Taking it steady, I put back all the no books and start round two. Now down to around about 12 books, I flick to a random page and read a sentence or two. If I have just read a particularly factual or book of the classics variety, I may be dissuaded from anything to heavy again unless the chosen sentence combined with the ‘blurb’ sways me. discarding books in the usual way, I am probably at about eight books now.
Lacking the imagination to devise a new way of whittling down the now ultra competitive field, all the books are put into genre, and narrowed down to one per genre.

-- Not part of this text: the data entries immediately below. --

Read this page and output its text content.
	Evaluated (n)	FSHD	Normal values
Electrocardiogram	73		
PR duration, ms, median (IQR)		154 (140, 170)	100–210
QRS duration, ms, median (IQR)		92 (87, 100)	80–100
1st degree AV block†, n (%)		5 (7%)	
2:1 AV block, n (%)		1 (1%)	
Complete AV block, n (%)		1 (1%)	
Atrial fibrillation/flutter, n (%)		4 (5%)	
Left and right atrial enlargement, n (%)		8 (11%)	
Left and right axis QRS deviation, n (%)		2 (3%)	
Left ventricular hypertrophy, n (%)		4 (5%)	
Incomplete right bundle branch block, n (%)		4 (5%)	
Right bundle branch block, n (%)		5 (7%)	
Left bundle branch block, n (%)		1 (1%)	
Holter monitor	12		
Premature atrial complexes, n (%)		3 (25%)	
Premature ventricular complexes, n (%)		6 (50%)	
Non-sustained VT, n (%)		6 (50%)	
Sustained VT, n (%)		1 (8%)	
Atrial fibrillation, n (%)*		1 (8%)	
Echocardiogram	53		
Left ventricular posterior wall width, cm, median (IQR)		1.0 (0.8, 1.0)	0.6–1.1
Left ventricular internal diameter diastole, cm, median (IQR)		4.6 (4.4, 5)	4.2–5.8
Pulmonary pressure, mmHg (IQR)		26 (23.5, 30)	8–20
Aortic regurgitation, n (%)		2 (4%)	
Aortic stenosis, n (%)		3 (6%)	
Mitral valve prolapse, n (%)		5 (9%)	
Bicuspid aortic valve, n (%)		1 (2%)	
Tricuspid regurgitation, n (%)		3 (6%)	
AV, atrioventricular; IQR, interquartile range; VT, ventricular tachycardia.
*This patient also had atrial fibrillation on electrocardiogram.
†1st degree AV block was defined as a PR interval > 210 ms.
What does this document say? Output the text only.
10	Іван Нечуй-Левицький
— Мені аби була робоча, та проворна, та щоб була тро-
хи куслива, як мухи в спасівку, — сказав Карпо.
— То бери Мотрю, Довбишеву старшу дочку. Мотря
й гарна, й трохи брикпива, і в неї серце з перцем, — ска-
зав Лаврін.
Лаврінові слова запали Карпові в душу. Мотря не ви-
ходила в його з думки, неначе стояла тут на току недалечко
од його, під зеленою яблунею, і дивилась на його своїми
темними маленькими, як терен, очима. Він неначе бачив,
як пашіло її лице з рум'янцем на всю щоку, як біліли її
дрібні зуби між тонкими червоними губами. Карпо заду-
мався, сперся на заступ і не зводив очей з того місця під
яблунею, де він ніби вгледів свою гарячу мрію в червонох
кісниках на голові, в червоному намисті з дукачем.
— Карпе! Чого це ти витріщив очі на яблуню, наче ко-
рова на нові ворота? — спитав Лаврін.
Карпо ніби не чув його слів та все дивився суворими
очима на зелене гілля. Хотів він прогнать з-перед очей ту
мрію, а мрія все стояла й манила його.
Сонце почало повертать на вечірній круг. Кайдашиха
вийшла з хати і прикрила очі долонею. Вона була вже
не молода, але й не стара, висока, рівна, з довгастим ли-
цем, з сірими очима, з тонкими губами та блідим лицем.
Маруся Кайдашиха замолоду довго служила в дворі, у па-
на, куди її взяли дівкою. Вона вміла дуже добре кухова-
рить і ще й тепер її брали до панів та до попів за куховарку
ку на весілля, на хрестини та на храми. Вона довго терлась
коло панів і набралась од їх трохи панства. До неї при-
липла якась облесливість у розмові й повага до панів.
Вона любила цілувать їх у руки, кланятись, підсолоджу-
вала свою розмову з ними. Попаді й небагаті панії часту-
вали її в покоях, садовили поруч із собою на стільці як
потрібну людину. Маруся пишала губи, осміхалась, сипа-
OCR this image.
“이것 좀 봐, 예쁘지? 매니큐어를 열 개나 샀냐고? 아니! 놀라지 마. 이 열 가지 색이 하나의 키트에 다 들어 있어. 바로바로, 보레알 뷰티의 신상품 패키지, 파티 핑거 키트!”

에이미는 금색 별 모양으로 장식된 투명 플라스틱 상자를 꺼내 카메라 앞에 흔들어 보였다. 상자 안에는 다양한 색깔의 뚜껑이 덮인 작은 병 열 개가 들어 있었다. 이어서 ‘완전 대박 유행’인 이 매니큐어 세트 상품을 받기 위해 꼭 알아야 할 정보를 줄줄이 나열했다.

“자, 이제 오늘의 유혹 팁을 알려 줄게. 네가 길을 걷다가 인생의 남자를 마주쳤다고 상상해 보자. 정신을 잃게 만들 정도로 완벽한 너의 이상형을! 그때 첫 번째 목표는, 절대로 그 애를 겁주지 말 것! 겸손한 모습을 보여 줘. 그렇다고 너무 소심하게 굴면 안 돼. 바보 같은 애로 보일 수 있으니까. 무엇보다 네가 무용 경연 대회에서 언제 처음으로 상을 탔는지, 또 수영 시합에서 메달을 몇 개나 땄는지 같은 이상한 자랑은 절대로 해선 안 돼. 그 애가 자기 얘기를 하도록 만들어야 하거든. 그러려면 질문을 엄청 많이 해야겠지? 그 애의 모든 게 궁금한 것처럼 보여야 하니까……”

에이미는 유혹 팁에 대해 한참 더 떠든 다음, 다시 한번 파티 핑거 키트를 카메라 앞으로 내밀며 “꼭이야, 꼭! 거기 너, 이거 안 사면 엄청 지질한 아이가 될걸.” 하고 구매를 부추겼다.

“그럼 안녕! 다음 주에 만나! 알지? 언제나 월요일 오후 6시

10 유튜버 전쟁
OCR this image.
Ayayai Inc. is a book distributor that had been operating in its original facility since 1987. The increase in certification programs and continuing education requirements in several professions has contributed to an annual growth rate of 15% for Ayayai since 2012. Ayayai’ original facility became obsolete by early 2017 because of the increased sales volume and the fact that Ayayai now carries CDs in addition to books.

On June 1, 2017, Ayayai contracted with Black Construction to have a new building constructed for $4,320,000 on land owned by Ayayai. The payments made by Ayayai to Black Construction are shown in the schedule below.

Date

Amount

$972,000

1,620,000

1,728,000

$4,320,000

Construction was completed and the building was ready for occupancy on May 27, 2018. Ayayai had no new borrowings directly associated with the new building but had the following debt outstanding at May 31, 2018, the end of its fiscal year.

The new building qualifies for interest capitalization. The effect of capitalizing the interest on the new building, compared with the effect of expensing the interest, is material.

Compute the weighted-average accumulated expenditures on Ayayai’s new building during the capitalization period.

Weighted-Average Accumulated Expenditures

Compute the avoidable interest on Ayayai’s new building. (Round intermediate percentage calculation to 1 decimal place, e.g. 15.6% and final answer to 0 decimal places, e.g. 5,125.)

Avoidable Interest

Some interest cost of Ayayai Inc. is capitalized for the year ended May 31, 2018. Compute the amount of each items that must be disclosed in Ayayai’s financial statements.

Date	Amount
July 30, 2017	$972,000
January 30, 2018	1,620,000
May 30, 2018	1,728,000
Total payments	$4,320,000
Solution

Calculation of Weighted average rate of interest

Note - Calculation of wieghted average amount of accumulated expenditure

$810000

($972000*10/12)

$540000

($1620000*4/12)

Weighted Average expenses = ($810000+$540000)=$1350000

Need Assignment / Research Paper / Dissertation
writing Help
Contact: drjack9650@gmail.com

This is a headache as sub genres suddenly become important, do I put the two russian classics in with the Victorian classic, or do they form their own sub genre, thus giving said Victorian novel a bye to the next round? Do I divide travel and history into continent or time period, what about fiction, do I count horror in with that or separate it out. Sci Fi and Fantasy seem to be lumped together but should I?
Finally the field is narrowed down to circa five. Usually one or two I put back on the shelf because my whimsical nature has turned on them. Then the real stress starts with three books left, how do I pick? They are all fantastic sounding, I don’t want to make a mistake with my chosen book in case I enjoy it less than it deserves. The criteria for my next read then becomes a tad obscure. I start to factor in pros and cons for the books. How will people judge me when they see this front cover? If I meet friends will they be impressed with what i’m reading? Should I challenge myself with a long book or have an easy read? Etc, etc, ad infinitum.
After the endless torment (between 10 minutes and 2 hours, and that was a tough decision that day), I finally pick the chosen book, usually resorted to by asking someone to pick a number between one and three and telling myself I will read the others next. I rarely do though.
The torture isn’t over though, recriminations usually go through my head, if I don’t gel with the book within say fifty pages I tell myself I have probably made a mistake the other book(s) is(are) better. Etc, etc. After 100 pages or so, I have settled into my book and don’t give the other books a second thought, until I get near the end, then my eyes start to glide around all the unread books I own and the cycle of stress begins again. I think after reading this back, I may be a little weird after all. Am I really alone in this or will you guys back me up with your weird and wonderful stories?